Meghan Markle i Harry złamali zasady odejścia z rodziny królewskiej! Poniosą konsekwencje?!
Meghan Markle (39 l.) i Harry (36 l.) od kilku miesięcy żyją na własną rękę z dala od rodziny królewskiej. Nie oznacza to jednak tego, że nie obowiązują ich już żadne zasady. Wygląda na to, że właśnie je złamali i poniosą tego konsekwencje.
Meghan i Harry od kilku miesięcy układają swoje życie na nowo w USA. Właśnie w końcu kupili dom w Kalifornii i starają się odciąć od rodziny królewskiej.
Nie jest to jednak takie łatwe, gdyż mimo ich odejścia, wciąż obowiązują ich pewne zasady.
Dlatego z taką rozwagą angażują się w społeczne projekty i dobierają słowa podczas publicznych wypowiedzi.

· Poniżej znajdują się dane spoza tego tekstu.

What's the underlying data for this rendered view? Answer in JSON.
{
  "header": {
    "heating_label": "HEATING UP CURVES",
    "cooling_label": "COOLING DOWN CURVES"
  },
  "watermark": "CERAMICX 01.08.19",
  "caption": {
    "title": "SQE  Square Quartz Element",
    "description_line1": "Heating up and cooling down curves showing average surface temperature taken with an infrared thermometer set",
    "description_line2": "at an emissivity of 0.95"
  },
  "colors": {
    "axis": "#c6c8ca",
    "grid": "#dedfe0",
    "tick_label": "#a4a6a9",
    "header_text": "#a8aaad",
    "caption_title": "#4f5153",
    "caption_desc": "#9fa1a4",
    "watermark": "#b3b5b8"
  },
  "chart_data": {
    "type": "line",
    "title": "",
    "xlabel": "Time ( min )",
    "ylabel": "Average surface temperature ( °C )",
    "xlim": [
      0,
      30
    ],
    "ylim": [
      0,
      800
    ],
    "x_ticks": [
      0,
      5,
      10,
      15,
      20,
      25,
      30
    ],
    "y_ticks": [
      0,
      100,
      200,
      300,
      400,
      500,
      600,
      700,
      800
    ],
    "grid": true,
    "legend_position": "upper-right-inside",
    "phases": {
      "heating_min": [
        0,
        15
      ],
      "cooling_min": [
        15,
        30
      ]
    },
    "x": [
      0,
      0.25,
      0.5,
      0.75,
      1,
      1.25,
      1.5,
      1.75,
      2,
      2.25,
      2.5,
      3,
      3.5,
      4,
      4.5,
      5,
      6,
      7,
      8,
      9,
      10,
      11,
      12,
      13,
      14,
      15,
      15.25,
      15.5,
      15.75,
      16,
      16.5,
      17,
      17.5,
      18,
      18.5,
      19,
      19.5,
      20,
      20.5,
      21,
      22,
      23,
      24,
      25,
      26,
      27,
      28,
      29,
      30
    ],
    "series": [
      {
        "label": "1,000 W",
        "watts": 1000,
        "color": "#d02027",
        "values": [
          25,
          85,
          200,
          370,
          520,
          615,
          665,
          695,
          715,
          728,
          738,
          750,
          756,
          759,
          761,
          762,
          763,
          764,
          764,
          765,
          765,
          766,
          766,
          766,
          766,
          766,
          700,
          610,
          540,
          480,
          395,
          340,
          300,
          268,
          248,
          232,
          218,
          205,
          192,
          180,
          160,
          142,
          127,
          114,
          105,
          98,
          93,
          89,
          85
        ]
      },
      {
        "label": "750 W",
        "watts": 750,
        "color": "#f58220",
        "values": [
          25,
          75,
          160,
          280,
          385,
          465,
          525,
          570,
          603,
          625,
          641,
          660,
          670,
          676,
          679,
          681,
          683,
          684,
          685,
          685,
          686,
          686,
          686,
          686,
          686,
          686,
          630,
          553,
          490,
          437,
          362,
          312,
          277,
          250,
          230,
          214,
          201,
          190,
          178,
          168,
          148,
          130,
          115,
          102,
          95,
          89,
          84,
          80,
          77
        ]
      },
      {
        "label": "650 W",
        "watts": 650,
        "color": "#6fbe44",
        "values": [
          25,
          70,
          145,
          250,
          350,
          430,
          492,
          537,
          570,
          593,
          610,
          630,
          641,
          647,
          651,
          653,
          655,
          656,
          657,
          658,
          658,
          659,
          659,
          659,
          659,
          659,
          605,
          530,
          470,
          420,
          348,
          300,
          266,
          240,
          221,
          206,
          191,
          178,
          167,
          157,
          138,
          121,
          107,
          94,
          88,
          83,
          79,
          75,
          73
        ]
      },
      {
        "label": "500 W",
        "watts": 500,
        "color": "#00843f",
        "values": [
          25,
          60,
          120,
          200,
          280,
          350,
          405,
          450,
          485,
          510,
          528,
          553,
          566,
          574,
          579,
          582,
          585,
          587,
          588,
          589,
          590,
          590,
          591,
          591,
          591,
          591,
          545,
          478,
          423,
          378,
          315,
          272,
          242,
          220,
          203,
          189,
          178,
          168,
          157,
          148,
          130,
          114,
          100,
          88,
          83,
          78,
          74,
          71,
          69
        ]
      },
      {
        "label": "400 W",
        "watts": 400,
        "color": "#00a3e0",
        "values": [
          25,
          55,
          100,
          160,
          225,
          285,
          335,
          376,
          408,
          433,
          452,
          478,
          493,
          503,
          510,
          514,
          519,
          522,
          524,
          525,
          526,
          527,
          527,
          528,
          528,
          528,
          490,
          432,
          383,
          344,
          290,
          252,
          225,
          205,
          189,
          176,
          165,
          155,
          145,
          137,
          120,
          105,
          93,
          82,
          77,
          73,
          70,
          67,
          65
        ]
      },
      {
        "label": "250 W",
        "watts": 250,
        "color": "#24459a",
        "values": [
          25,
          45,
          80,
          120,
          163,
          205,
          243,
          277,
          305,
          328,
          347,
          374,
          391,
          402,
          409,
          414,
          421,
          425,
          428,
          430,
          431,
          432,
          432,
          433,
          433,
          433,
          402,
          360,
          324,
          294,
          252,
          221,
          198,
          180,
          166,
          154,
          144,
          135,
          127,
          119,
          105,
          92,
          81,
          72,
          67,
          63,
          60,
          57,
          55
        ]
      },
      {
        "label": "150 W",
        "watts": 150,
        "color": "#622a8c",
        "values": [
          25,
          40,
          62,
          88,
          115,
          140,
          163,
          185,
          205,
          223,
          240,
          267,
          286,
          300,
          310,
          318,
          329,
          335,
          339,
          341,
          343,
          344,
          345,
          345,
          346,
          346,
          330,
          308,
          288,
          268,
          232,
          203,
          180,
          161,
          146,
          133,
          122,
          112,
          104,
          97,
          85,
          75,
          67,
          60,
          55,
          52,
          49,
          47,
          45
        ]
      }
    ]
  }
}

Wszyscy fani Meghan mieli nadzieję, że wróci ona do swojego dawnego zajęcia - aktorstwa.
Nic jednak na to obecnie nie wskazuje. Choć była książęca para bardzo stara się przestrzegać królewskiego regulaminu "megxitu", to jednak wygląda na to, że naruszyli oni jeden z punktów.
Wszystko przez zachęcanie Meghan amerykańskiej społeczności do wzięcia udziału w zbliżających się wyborach prezydenckich. Nie jest tajemnicą, że Meghan od dawna nie darzy sympatią obecnego prezydenta USA - Donalda Trumpa i nie podziela jego poglądów politycznych.
"To czas nie tylko na refleksje, lecz także na zdecydowanie działania" - mówił Harry, popierając żonę, podczas ich gościnnego udziału w gali online magazynu "Time".
To właśnie tym przemówieniem mieli naruszyć jeden z punktów umowy. Mówi on o tym, że Harry i Meghan mają trzymać się z dala od polityki. Jak donosi "Sunday Times", rodzina królewska zastanawia się, co począć z niesforną parą.
Możliwe, że karą za ich zachowanie będzie odcięcie ich od funduszy, który dotychczasowo wysyłał książę Karol swojemu synowi. Prócz pieniędzy mogą również stracić swoje tytuły i przynależące do nich przywileje. Do tej pory nie zostały jednak podjęte oficjalne kroki.